Wat betekent heilig? Wanneer de engelen uitroepen ‘Heilig, heilig, heilig is de HERE der heerscharen’ (Jes. 6:3; vgl. Opb. 4:8), bedoelen ze dan ‘Moreel, moreel, moreel is de Here der heerscharen’? Of ‘Afgezonderd, afgezonderd, afgezonderd is de HERE der heerscharen’? We hoeven slechts dergelijke vragen te stellen om aan te tonen hoe ontoereikend dergelijke gebruikelijke definities van heiligheid in werkelijkheid zijn.
In de kern is heilig bijna een adjectief dat overeenkomt met het naamwoord God. God is God; God is heilig. Hij is uniek; er is geen ander. Dan wordt, daarvan afgeleid, hetgeen Hem exclusief toebehoort als heilig bestempeld.

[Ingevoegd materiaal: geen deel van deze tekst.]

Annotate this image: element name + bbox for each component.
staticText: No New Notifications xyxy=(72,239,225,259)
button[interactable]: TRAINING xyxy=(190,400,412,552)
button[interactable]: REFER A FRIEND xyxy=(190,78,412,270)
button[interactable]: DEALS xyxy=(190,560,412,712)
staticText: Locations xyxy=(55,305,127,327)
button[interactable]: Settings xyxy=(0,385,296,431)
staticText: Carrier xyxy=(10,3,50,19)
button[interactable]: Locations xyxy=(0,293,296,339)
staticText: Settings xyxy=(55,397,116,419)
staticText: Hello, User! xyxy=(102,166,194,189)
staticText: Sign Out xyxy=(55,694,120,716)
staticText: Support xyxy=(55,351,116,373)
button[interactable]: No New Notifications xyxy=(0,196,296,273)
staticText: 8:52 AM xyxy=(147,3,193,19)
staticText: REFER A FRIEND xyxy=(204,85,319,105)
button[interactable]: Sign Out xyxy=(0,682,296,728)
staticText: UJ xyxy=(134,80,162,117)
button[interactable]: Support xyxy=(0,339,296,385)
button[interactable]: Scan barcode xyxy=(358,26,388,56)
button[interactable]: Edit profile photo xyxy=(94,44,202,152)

Dit kunnen net zo goed dingen zijn als mensen: bepaalde vuurpannen zijn heilig, bepaalde priesterkleren zijn heilig, bepaalde uitrustingstukken zijn heilig. Niet omdat ze moreel zijn, en zeker niet omdat ze zelf goddelijk zijn, maar omdat ze in deze afgeleide betekenis in hun gebruik beperkt worden tot God en zijn plannen, en ze dus uitgesloten zijn voor ander gebruik.

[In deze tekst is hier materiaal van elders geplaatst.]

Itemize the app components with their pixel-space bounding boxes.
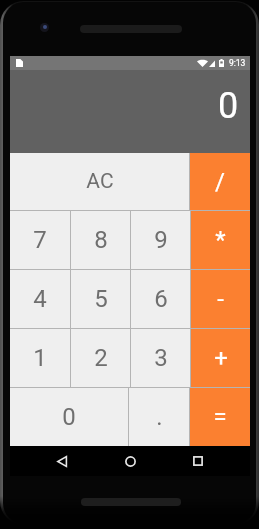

Wanneer mensen heilig zijn, zijn ze om dezelfde reden heilig: ze behoren God toe, dienen Hem en functioneren in het licht van zijn plannen. (Occasioneel is er in het Oude Testament een verdere uitbreiding van de term die verwijst naar de gewijde sfeer, zodat zelfs heidense priesters in die zin heilig genoemd kunnen worden. Maar die verdere uitbreiding vormt hier niet ons aandachtspunt.)
Wanneer mensen zich op een bepaalde manier gedragen omdat ze God toebehoren, dan kunnen we zeggen dat hun gedrag moreel is. Wanneer Petrus deze woorden citeert, ‘Weest heilig, want Ik ben heilig’ (1 Peter 1:16), dan leiden we er in zijn context uit af, dat het gaat om een zich afwenden van ‘begeerten uwer onwetendheid’ of kwade begeerten (1:14) en ook om het leven en wandelen ‘in vreze’ (1:17). Maar het is geen toeval dat deze woorden in Leviticus 11 niet gevonden worden in een context van morele geboden en verboden maar van ceremoniële restricties met betrekking tot rein en onrein voedsel. Want aan God toebehoren, leven naar zijn wil, onszelf slechts aan Hem wijden, ons verheugen in Hem, Hem gehoorzamen, Hem eren – dit zijn meer fundamentele dingen dan de bijzonderheden van gehoorzaamheid die we als moreel of ceremonieel betitelen.
Ja, dit standpunt is zo fundamenteel in Gods heelal, dat slechts de dwaas zegt ‘Er is geen God’ (Ps. 14:1). Dit is precies het tegenovergestelde van heiligheid, het meest in het oog springende en fundamentele bewijs van wat Psalm 14:1 stelt (NBV): ‘Verdorven zijn ze, en gruwelijk hun daden’.
[hr_shadow]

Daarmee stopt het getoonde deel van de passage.